Unai Emery and Jurgen Klopp have differing in-possession principles — the former more patient, the latter more vertical — but without the ball, they are profoundly alike.
This meant the outcome of a game between the two would depend on which side was more effective in exploiting the other’s high line while enforcing their own.
Villa’s steadfast shape, and how they stay high irrespective of where the ball is and the amount of pressure applied, was inevitably going to be tested. Emery’s defenders are required to hold position and catch runners offside, sometimes leading to dramatic examples, as the one shown below in the pre-season friendly against Valencia.
If executed correctly, the high line instantly becomes effective. It is a shortcut in turning over possession due to the increased number of offsides. For instance, Villa caught Son Heung-min, Tottenham Hotspur’s main exponent to overcome the high line, offside four times in a 2-1 victory in May last season.
Liverpool are more adept at overcoming such issues, given they adopt similar methods and therefore understand the shortcomings of the approach.
In retrospect, it was an unfortunate storm for Villa at Anfield. Klopp described the 3-0 victory as “perfect” with Liverpool fresh and energised.
As he made clear after the defeat, Emery’s players are still fine-tuning their structure in and out of possession and injuries to defensive players — Tyrone Mings on the opening day against Newcastle United and crucially, Diego Carlos in the first 20 minutes at Anfield — does not help.
Liverpool returned to their most ferocious and aggressive pressing traits, minimising Villa’s time on the ball and turning over the ball high. This was especially pertinent in negating opportunities to play over Liverpool’s high line and, such was the number of red shirts committed to their press, preventing the ball from reaching Moussa Diaby and Ollie Watkins who would be two versus two against the centre-backs, Joel Matip and Joe Gomez. The corner that created Dominik Szoboszlai’s opener came after Pau Torres was dispossessed in his box.
“We thought Ollie Watkins might be quicker than Joel,” said Klopp. “If you leave them (Watkins and Diaby) alone, the pitch is too big to defend. That’s why we were really compact.”
Emery opted for the same structure that was clinical in the win away to Burnley, with Matty Cash ahead of Ezri Konsa. This enabled Villa to build with a back three with the ball and a 4-4-2 without it, due to the latter consequently shifting to right-back.
But Konsa’s natural tendency to defend in positions akin to a central defender meant Liverpool soon exploited the space. Before Carlos’ injury forced a reshuffle, Luis Diaz, Konsa’s direct opponent, had received the ball 12 times in the opening 20 minutes. In comparison, Mohammed Salah and Darwin Nunez had received four times between them.
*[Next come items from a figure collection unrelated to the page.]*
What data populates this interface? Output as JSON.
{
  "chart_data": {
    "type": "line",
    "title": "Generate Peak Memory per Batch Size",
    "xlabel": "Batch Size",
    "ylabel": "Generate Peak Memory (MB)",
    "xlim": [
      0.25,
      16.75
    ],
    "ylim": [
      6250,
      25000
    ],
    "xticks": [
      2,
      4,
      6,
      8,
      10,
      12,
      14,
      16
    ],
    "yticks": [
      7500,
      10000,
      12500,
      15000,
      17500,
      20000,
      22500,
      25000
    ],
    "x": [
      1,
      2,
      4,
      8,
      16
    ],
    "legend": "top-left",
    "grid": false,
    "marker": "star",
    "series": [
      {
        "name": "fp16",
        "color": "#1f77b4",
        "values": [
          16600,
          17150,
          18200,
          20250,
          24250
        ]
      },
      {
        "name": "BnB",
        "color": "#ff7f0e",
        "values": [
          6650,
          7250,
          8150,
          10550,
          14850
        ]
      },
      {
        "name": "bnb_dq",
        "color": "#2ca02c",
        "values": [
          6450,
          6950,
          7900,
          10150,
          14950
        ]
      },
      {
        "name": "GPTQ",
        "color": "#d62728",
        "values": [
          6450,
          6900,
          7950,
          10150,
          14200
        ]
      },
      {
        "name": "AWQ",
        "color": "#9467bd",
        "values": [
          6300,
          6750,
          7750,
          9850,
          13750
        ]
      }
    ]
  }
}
And Liverpool just kept sweeping the ball out to high and wide areas where Diaz was stationed.
Without pressure on the ball, Trent Alexander-Arnold had licence to drift into midfield and make raking diagonal passes to Diaz or over the top of Villa’s defence.
Carlos’ injury did give Emery the opportunity to address structural wounds, with Cash dropping to right-back and Leon Bailey in his position.
Villa’s frontline curbed their pressing. When Diaby did try to apply pressure on Andy Robertson, he cut a frustrated figure with Bailey, staying deeper and tasked with dropping alongside Cash to cut off the pass into Diaz, not backing up his endeavours.
Quickly, though, Liverpool began to open up other angles. Attacks became a matter of footraces in which, against Salah and Nunez, the odds were rarely going to be in Villa’s favour.
Both combined for the second goal. It was an unfortunate deflection off Cash but served as a case in point as to what happens if there is no pressure on the ball against a passer of Alexander-Arnold’s quality taking aim on a vulnerable backline.
The malfunctioning of the high line began to dishevell those individually. Torres is still acclimatising to the pace and physicality of the Premier League while Lucas Digne was in a perpetual state of stick or twist.
If he decided to press Salah out wide, Szoboszlai ran inside him. If he stayed tucked in alongside Torres, Salah had the same amount of space as Diaz on the opposite side. Digne’s day was summed up, aptly, towards the end when trying to avoid another corner. The Frenchman ended up swiping hot air as the ball hit the corner flag and deflected away from his kicking arch, resulting in a set play.
Aside from Nunez hitting the crossbar instead of the post and not ending up in the net, a replica of Liverpool’s second made it 3-0. This time Villa did catch Salah offside, but without him interfering in play. Nunez, initially deeper, instead got on the end of another whipped pass into the left channel. Liverpool’s patterns of play were similar and constant and hammered Villa’s high line into submission.
“I was trying to practice the last 25 minutes with changes and some players like Nicolo Zaniolo and Youri Tielemans because we are now in the process of trying to build a team and after some injuries, (even) more,” said Emery.
As Emery rightly pointed out, Villa did concede two goals directly from set plays, which indicates the high line was not the sole factor in defeat but an accompaniment.
Yet, the initiative was seized in open play and caused chaos to the visiting players, who chased a lot of passes over their heads by the end.